By Setarreh Massihzadegan
THE ERICKSON TRIBUNE
You don’t have to be a professional carpenter to build a home, members of the Brooksby community have learned. A group of Brooksby’s residents and staff recently tried their hands at construction work for Habitat for Humanity, a nonprofit organization dedicated to providing homes for low-income families.
“You can have ten thumbs and still work—[you can] rip up stuff, work on the lawn, work on any part of it,” says Quintilio Bersani, who lives at Brooksby and participated in the Habitat project in Salem, Mass., late last year.
“You don’t have to be an expert; most of the people are not,” he adds. Seven Brooksby community members, including Bersani and Ruth Converse, made the latest trip.
Team effort
With additional help from a Habitat worker and one of the future home owners, the group worked on a building that was at one time a laundromat and at another, a small factory. Next, it will become a two-family house.

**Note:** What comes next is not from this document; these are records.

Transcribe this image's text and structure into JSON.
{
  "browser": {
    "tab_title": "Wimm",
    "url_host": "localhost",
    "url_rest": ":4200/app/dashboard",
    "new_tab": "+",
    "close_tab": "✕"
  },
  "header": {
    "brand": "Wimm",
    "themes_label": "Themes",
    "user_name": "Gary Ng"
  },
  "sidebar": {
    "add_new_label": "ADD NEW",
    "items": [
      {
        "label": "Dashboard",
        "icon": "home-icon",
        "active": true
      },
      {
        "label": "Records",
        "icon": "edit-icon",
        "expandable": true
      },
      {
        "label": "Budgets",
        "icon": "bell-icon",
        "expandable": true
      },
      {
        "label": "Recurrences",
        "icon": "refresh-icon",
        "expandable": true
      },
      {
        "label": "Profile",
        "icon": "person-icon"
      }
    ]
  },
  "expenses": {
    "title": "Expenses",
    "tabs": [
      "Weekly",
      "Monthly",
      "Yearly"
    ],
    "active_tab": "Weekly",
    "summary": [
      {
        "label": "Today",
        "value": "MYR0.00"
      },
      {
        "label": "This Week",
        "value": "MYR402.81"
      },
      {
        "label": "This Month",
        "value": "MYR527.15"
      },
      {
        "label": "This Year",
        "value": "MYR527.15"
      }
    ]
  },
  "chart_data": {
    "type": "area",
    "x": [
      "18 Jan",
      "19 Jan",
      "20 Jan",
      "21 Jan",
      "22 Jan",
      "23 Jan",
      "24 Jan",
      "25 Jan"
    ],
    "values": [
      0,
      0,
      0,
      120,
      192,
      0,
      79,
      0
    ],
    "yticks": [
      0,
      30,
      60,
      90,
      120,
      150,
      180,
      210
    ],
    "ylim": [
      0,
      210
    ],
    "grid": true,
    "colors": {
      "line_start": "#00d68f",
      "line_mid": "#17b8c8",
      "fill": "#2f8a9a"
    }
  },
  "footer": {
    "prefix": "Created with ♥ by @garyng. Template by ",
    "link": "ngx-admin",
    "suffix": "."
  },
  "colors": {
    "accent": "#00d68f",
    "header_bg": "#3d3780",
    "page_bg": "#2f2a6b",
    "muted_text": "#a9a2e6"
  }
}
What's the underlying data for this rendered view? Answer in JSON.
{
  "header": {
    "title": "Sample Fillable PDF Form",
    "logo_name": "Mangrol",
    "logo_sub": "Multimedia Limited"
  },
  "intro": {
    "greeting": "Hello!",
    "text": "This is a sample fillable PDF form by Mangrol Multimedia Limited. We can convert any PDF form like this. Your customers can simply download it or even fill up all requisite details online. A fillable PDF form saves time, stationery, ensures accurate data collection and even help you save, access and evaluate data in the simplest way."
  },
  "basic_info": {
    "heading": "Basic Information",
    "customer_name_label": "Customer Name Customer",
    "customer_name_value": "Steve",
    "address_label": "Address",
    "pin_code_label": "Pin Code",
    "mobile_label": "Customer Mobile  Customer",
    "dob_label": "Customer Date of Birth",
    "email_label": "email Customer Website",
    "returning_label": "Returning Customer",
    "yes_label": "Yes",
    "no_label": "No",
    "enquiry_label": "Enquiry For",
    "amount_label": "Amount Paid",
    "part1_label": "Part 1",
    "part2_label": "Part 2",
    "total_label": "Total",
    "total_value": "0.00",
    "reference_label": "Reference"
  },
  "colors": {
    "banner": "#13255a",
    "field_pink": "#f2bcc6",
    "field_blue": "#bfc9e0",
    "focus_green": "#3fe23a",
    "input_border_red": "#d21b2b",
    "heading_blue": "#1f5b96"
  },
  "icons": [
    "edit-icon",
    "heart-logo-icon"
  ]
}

Through a careful selection process, Habitat finds families in need of homes. Then Habitat organizers, the future homeowner, and volunteers either build or rehabilitate a simple house to sell to the family at an affordable price. The average home price through Habitat in the U.S. is about $60,000.
“One of the most enjoyable things about working with Habitat on projects like this is you meet the families,” says Brooksby Volunteer Program Coordinator Tom Cook, who organizes the outreach effort and lends a hand himself. “[They are] usually there when volunteers are there. It’s really nice knowing you’re sweating for these wonderful people and that they’re sweating too.”